As part of our work on halal investment at IFG we are covering cryptocurrency and blockchain technology in a lot of detail. You can read all of the series of our article on this topic here.
In this article, we give an introduction to what Initial Coin Offerings are and provide a brief overview of its pros and cons.
What is an Initial Coin Offering
Initial Coin Offering is a method of financing for companies very similar to an initial public offering.
Companies will usually offer an ICO when they want to raise money for a particular app, service or product. Buying a token will enable the holder to a stake in the company or access to the product or service.
Though ICO’s have less regulatory standards than IPO’s, it is not unheard of for an ICO to be subject to checks. In 2018 the Securities and Exchange Commission intervened in an ICO offered by Telegram.
ICO vs IPO
- Who offers them – IPO’s are typically provided by established companies looking to raise capital whereas ICO’s are offer by emerging or new companies
- Setting up – ICO’s are a lot harder to set up. All that’s needed is to offer a token, write a white paper, and then market it.
- Regulatory standards – IPO’s have a lot of regulatory requirements and checks. So much so that firms will typically employ securities lawyers before going public. On the other hand, ICO’s are relatively new, and there are not as many regulatory boxes that need to be ticked.
- Access – IPO’s will typically require individuals to invest through a broker. ICO investors only need access to the internet and a cryptocurrency wallet.
- Returns – IPO’s have a clear structure when it comes to returns- dividends and selling on a profit. ICO’s are not the same. To understand how returns will work, you would have to look at the company’s white paper and see what buying a token grants you.
How does it work
Companies will display a ‘white paper’ that investors can read before investing. The white paper includes vital information from the company with regards to what the money raised is for, how much is needed, and any other relevant information.
If the amount of funds required has not been successful, then the company will return all investors’ money.

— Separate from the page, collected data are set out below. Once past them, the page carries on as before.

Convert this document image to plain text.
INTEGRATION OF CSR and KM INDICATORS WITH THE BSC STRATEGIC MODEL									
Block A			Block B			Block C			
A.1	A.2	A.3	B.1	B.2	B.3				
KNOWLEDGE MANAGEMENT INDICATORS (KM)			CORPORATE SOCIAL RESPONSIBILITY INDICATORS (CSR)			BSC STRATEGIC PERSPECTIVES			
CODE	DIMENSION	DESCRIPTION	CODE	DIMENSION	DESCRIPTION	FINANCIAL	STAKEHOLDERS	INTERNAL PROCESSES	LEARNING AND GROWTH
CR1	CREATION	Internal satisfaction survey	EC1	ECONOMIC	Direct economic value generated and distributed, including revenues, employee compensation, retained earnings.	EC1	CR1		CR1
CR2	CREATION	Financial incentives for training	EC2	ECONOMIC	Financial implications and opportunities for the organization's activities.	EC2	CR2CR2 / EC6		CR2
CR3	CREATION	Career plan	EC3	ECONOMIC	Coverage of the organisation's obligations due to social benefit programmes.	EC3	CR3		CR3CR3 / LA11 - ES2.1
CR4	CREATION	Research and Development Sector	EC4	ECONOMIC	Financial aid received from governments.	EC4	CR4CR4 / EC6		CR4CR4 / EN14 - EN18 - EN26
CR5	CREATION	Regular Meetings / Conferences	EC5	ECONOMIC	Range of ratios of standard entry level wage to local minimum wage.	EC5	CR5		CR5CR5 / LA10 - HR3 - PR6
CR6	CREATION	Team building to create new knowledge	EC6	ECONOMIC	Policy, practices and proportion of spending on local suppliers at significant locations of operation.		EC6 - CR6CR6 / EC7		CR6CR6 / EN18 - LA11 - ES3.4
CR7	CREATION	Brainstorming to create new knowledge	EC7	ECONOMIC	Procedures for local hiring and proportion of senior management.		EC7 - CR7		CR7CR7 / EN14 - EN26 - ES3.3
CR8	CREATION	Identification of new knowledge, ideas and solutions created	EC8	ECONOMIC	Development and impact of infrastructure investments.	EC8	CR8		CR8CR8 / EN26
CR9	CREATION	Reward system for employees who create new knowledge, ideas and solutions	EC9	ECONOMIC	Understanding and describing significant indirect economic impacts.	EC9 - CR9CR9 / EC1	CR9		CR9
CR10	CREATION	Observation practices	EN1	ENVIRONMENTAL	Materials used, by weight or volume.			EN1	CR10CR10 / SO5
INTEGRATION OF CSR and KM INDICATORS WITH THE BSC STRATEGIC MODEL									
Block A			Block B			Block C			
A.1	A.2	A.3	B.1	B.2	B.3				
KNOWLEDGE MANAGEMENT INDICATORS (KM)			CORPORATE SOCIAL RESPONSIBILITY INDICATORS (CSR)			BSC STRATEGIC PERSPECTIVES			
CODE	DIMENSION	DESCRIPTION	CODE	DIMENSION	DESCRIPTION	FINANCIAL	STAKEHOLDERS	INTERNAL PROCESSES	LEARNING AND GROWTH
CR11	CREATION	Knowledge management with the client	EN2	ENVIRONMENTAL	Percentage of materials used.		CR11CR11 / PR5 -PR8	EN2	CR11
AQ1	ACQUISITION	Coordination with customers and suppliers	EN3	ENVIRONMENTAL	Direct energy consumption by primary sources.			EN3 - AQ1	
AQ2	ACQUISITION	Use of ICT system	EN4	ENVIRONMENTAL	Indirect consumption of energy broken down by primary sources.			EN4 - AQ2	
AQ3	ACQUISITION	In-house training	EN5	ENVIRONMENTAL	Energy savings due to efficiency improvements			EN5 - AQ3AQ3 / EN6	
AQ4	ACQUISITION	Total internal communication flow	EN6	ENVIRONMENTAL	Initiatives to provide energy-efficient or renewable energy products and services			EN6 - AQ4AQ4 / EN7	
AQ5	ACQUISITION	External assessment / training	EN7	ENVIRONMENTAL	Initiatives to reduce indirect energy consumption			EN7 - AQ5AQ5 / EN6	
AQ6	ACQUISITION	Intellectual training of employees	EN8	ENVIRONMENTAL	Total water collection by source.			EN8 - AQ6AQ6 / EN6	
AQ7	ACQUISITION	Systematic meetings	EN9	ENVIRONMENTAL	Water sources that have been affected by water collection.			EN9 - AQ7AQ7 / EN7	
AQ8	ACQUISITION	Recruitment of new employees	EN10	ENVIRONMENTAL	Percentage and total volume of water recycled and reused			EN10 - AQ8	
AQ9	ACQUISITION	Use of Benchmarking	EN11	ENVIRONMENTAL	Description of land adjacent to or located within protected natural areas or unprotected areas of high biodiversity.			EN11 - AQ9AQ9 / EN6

Investors are expected to buy in using cryptocurrencies (mainly bitcoin or ether) and so some prior knowledge of cryptocurrencies and wallets is strongly recommended.
Advantages of ICO
- Great for startups as a way to raise capital
- Investments are easy to access and understand
- Potential for high returns – when ICO’s like Antshares offer something genuinely new and exciting to the market there is potential for great returns
- Volatile – can expect rapid price changes in the coin.
- Not always easy to contrast between legitimate and great ICO’s to bad ones from a simple glance at the companies’ white paper.
- Startups offering ICOs may lack accountability and fail to deliver as promised.